Alexis was a senior at Barnard College, with graduation approaching, when the bipolar issues overtook her, sending her into a series of highs and lows in rapid succession. Her subsequent problems—three psychiatric confinements, a suicide attempt, the sudden inability to excel at college, restlessness, fog brought on by medications and unsuccessful treatments—are presented in a straightforward, chronological manner. “Bipolar unvarnished,” her mother calls it.
Alexis’ story ended tragically. Returning home from a therapy session, she lost control of her vehicle on a mountainous road and was hit and killed by a semi. “Alexis died that day,” her mother writes, “because mental illness exceeded her coping skills.”

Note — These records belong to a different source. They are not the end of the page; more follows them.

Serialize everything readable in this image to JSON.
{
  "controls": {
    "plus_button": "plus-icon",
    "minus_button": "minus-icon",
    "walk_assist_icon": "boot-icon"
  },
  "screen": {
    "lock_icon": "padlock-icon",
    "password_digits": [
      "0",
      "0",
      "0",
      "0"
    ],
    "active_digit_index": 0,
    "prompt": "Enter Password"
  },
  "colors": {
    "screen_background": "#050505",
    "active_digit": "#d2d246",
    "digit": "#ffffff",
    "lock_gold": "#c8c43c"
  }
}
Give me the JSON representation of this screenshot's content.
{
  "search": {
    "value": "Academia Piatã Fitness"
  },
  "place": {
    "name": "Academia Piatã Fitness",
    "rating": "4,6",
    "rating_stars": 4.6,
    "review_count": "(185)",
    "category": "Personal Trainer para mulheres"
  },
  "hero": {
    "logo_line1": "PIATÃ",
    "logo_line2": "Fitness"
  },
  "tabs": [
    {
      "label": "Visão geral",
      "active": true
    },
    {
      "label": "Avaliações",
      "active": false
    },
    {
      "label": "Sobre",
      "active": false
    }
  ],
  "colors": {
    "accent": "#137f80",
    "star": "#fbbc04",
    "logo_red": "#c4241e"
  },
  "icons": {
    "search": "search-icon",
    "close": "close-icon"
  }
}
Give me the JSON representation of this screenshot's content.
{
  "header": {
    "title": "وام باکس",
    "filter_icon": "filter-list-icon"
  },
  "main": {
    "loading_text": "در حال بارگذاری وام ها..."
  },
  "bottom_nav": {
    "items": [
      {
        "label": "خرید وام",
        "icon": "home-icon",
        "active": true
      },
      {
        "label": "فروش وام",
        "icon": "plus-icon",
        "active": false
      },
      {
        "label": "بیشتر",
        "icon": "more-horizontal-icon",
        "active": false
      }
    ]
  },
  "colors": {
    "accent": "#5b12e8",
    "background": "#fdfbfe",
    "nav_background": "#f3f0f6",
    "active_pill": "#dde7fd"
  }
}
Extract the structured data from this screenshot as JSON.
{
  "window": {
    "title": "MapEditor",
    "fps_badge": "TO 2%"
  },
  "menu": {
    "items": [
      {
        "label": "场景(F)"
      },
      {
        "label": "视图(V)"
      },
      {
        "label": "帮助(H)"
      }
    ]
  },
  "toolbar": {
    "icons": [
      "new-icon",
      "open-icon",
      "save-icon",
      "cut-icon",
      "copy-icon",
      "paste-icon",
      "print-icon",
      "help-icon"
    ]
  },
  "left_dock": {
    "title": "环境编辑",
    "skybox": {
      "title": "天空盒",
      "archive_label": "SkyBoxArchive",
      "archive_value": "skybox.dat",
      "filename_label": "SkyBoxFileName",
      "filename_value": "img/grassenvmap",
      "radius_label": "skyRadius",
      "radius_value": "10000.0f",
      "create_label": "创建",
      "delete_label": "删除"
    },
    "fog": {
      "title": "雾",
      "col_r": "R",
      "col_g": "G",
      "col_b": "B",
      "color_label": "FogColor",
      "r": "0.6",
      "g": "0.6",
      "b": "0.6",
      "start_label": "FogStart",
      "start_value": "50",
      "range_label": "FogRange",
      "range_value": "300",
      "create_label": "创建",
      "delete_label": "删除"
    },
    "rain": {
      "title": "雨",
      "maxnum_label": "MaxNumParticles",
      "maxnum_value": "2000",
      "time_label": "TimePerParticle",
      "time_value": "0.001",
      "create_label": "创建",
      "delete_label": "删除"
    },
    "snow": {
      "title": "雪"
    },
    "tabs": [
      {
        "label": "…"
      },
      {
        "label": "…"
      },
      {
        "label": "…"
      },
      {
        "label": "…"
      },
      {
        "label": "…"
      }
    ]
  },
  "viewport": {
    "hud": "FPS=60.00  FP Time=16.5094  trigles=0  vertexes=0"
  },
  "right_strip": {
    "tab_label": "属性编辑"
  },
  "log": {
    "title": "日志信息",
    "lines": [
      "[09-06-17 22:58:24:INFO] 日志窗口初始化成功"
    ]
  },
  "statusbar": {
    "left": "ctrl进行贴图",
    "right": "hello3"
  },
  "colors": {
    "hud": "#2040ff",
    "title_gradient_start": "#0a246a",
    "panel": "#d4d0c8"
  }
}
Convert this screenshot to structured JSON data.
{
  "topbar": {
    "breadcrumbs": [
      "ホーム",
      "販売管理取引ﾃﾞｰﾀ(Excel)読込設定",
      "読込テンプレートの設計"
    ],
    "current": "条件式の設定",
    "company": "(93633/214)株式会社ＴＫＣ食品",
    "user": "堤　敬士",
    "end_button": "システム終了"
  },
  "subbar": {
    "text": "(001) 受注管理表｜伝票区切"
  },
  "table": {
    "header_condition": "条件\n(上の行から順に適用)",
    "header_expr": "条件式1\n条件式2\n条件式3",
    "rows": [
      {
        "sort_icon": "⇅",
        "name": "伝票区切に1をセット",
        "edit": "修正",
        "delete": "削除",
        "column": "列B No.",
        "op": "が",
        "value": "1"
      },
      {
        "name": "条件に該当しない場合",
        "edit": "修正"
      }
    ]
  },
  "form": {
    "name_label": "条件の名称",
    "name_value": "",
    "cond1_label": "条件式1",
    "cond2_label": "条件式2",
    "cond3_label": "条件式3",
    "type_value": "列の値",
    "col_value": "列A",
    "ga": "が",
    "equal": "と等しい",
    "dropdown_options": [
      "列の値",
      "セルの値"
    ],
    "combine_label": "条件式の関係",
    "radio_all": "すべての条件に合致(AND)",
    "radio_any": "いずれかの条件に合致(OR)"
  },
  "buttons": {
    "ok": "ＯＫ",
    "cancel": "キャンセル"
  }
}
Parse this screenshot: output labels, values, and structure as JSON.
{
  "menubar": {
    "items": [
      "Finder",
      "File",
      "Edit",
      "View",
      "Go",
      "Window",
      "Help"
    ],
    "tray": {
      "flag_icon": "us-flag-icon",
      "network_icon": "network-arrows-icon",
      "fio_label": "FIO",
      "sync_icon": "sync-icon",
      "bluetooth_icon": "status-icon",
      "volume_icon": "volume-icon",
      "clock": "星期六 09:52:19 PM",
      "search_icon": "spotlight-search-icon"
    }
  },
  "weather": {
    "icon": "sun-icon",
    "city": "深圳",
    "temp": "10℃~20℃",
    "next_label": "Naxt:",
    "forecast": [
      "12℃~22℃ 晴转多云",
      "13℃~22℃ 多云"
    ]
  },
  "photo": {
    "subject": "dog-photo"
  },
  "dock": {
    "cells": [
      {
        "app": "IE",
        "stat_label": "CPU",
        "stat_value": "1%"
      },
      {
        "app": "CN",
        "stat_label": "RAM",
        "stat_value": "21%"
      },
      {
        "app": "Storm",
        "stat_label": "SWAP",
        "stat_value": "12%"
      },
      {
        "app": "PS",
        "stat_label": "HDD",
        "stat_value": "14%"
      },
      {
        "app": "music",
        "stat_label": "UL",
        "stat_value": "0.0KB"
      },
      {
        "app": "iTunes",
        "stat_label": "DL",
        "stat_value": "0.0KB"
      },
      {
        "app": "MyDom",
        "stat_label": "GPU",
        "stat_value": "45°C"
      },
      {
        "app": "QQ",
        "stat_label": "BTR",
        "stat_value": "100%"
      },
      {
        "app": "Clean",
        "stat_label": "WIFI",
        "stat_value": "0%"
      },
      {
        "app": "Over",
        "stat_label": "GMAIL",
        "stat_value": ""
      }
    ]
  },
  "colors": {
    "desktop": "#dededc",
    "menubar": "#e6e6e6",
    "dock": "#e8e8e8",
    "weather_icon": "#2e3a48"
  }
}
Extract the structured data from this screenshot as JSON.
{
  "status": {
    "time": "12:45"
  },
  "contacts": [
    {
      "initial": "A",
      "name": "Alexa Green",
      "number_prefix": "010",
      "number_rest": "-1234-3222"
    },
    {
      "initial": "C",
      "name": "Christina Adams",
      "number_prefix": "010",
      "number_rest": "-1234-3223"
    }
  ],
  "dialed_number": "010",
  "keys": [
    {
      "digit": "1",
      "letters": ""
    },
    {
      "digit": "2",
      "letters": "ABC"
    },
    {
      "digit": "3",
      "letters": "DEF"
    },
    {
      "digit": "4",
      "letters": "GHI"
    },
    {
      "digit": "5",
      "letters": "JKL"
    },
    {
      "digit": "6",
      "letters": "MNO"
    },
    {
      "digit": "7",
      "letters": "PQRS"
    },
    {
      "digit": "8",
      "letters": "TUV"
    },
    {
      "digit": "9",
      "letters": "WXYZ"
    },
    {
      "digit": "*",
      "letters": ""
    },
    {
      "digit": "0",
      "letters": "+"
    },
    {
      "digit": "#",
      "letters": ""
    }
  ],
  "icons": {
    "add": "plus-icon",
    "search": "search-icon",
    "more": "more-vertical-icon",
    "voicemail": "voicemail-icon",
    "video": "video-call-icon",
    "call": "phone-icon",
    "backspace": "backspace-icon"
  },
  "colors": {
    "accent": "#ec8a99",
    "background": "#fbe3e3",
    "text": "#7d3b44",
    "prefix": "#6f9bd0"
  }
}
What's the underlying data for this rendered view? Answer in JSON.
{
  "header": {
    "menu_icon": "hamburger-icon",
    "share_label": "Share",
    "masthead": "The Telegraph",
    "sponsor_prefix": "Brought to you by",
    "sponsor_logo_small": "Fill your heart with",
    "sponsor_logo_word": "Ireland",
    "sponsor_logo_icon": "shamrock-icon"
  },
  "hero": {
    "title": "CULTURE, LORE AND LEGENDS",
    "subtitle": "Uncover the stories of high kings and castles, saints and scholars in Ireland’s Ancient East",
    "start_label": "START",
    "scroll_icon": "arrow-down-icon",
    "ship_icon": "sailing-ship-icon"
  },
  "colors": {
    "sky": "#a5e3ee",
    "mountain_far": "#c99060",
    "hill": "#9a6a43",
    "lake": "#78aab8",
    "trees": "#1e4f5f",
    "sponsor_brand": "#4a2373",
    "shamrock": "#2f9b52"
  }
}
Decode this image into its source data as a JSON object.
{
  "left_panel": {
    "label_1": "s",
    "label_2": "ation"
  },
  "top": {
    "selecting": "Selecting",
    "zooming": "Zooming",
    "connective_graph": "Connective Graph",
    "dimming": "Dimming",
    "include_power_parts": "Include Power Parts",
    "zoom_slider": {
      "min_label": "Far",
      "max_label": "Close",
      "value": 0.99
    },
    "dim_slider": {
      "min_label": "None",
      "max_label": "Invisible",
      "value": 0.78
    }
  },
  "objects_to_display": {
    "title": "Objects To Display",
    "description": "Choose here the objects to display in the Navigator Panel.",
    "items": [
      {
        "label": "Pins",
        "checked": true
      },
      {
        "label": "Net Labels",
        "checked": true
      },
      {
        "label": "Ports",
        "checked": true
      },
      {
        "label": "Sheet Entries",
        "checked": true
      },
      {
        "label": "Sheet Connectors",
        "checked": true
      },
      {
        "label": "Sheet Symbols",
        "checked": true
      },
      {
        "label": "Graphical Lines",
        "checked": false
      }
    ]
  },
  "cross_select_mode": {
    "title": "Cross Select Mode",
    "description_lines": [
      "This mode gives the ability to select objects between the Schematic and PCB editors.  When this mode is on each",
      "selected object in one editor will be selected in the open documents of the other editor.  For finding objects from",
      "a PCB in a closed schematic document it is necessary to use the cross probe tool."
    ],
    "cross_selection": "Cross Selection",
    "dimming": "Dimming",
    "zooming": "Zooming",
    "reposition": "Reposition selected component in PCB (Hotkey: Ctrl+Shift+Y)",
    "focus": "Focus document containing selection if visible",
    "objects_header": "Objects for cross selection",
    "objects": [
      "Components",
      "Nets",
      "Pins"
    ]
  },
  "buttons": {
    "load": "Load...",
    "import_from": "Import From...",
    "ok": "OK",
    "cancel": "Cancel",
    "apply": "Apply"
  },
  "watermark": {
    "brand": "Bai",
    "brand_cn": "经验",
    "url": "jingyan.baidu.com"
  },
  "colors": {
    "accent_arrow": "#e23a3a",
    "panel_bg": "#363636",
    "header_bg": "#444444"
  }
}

While this is a slim book, it’s not simplistic. Alexis’s downward spin and her mother’s efforts to save her are both riveting and terribly sad. Kopta, a former legal researcher and attorney, engages readers with writing that combines compelling storytelling with a mother’s poignant emotions.
Alexis’s demise is more than a cautionary tale. After her death, Kopta became an advocate and educator, gathering and disseminating information about bipolar disorders. She has organized bipolar resources on a website, bipolarlinks.com. Meanwhile, Alexis lives on with the Alexis Knox Internship Fund, set up by fellow students at Barnard College, that provides financial assistance to students working at unpaid internships. Kopta is grateful for the positive impact her daughter’s life has had.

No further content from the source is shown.